As the festival got into its groove, these Q&As hosted by festival directors Jason Tostevin and Chris Hamel along with Bridget Oliver and a host of other staff and volunteers coordinating the efforts, became one of the places to be after screenings.
Filmmakers eagerly answered questions about their craft and as they came to an end one could inevitably pick out several other filmmakers who had been making their own mental notes and were making plans to apply them to future endeavors.
This environment of sharing and learning from each other is carefully cultivated at Nightmares Film Festival. They even went so far as to set aside an hour with zero programming this year so that directors, writers, actors, etc. could gather and network.
It was moments like these that set the tone and prove their dedication to their Better Horror hashtag.
In fact, the weekend could just as easily be defined in introductions and connections made as it could be by the films that were screened.
And speaking of those films! I could write 200 hundred articles and never cover the breadth of programming this festival had to offer.
I do want to call out a few highlights, however.
This year’s Horror Comedy Shorts block on opening night was a special treat for fans with dark humor to spare especially with Randy Gonzalez’s Amigos.
The writer/director took a look into a dark possible future of the U.S. in which people of color are rounded up and sold for cash. He unflinchingly looked at those who would join such movements and turned a mirror on their actions with razor-sharp wit. He also wins my personal prize for best closing line of a film from the entire weekend which I won’t share to avoid spoilers.

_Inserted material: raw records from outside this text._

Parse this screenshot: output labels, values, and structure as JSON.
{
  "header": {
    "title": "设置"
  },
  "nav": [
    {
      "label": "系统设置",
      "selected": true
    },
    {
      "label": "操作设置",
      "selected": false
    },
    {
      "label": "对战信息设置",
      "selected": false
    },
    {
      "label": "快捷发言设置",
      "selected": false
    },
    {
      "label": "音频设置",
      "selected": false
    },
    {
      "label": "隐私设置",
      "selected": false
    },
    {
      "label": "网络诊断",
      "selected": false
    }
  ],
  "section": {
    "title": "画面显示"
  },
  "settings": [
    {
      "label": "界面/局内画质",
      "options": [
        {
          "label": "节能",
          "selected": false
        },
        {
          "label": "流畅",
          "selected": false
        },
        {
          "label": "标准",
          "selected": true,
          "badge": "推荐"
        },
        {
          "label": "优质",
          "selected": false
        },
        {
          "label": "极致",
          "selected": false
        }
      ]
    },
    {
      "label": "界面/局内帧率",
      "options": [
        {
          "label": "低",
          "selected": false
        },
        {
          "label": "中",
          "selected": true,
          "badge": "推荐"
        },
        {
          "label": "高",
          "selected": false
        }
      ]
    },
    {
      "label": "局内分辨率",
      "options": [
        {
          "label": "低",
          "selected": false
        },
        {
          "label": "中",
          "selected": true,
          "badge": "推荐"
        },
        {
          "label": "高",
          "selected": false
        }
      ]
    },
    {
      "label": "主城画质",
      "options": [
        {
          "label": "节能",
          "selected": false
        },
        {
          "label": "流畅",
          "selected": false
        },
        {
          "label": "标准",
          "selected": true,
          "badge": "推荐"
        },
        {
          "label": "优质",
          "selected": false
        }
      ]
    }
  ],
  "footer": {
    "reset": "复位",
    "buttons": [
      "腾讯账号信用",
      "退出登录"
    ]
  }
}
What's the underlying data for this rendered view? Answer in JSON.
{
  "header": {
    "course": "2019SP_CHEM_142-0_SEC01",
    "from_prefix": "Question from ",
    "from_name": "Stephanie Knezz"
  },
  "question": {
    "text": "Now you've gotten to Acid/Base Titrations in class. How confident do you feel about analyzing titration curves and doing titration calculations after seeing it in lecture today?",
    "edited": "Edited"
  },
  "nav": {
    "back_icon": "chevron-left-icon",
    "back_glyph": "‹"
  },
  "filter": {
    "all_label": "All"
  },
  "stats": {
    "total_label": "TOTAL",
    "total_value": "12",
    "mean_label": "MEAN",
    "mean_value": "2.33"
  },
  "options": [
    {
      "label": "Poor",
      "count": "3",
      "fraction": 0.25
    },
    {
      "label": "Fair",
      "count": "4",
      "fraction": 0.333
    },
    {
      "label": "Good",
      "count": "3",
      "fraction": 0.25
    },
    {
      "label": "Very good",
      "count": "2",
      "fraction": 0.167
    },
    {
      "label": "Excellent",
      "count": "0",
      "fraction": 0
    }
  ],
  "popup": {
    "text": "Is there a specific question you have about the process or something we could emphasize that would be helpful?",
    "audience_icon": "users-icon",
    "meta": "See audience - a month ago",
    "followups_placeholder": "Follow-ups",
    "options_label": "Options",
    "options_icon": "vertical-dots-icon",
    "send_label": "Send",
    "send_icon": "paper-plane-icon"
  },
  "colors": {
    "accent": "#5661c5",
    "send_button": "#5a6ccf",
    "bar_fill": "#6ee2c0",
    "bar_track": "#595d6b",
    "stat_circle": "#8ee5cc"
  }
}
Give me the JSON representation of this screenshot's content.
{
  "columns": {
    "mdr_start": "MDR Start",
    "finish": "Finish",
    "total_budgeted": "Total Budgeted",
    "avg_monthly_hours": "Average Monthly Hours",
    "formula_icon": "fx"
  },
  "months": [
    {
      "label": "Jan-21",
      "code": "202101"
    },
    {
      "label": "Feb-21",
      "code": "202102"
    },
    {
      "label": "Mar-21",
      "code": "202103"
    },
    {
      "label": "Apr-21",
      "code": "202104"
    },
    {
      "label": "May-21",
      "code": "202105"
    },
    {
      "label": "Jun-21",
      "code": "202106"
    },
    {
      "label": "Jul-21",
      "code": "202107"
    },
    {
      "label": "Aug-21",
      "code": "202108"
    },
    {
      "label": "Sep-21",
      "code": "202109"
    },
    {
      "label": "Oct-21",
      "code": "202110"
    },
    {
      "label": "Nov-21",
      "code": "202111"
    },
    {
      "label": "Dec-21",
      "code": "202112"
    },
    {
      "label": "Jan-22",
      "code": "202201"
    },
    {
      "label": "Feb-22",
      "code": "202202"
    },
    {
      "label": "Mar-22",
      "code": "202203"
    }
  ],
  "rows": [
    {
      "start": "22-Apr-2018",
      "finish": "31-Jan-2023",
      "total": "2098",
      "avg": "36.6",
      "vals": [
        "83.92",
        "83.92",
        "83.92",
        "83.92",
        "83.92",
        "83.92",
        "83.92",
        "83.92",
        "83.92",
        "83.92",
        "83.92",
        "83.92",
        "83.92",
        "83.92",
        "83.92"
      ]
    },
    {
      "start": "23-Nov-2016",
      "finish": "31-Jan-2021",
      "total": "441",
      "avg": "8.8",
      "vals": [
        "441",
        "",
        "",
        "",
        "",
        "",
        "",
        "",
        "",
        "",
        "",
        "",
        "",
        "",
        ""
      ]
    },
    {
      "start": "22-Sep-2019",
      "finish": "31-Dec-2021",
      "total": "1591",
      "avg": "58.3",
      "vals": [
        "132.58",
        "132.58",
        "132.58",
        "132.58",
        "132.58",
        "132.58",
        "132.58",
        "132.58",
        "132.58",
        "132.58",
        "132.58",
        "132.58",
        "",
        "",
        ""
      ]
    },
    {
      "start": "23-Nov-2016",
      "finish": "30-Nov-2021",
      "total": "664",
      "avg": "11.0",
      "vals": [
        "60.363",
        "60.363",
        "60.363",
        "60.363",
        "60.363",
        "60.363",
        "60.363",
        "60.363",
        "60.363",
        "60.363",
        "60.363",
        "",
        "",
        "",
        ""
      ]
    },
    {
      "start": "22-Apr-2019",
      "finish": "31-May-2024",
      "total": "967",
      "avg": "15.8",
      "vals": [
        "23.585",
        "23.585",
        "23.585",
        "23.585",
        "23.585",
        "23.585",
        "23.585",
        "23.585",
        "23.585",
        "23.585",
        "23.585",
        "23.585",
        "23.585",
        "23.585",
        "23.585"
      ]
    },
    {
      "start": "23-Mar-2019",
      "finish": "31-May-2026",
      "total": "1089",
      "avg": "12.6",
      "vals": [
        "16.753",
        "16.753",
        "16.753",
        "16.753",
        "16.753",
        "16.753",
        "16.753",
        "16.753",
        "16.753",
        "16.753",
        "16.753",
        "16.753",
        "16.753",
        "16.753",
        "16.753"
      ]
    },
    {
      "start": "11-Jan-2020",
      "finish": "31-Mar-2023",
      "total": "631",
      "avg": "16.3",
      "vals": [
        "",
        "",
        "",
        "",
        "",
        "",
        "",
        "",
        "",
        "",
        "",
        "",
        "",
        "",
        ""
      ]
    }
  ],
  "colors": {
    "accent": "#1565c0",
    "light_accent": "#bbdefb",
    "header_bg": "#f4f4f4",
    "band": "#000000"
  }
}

Friday started the day with a bang with director Rob Grant‘s Alive, written by Chuck McCue and Jules Vincent which told the harrowing story of a seriously injured man and woman who awaken in a dirty, abandoned hospital with only a seriously disturbed doctor (Angus Mcfadyen) to care for them.
It was a twisted film with a surprise ending that no one in the audience saw coming.
Friday also saw the premiere of this year’s NFF Esprit de Gore winner Chris Ethridge’s new sci-fi/horror film Haven’s End. Ethridge was in attendance with a large portion of his cast and crew including Catherine Taber, Anthony Nguyen, and genre favorite Hannah Fierman (V/H/S) along with producer and VFX artist Stacey Palmer–who also spoke on the festival’s Social Progress Through Horror panel later in the weekend.
Everyone was talking about Michelle Iannantuono’s Livescream on Saturday. The feature, which was paired with Torin Langen’s exquisitely strange extended media short film Offerings, was something completely different for the audience as the director took us inside a Twitch channel where a sinister new game began killing off viewers as it tormented the man playing the game.
Iannantuono not only directed the film, but also created the game using Unreal Engine earning her ALL of the available cool points to be spared.
Fans also filled the theater to watch Vincente DiSanti’s epic Friday the 13th fan film, Never Hike Alone, and were struck not only by its intensity but also by the fact that, though it might not be an official sequel, it might be one of the best produced sequels we’ve seen in decades.
Through it all, the creatives and fans gathered around the Gateway Film Center’s bars to discuss the magical process that is filmmaking. It was not out of place to overhear deals being made and new partnerships forged over drinks and dinner in the Torpedo Room or upstairs in the VIP lounge.
And all the while, the NFF staff made the rounds, introducing filmmakers, chatting about projects, and underlining by practice and not just words that they’re dedicated to being the best independent horror film festival they can be.
If you missed this year’s Nightmares Film Festival, never fear. Plans are already under way to make 2019 even better, and iHorror will keep you informed as details emerge in the new year!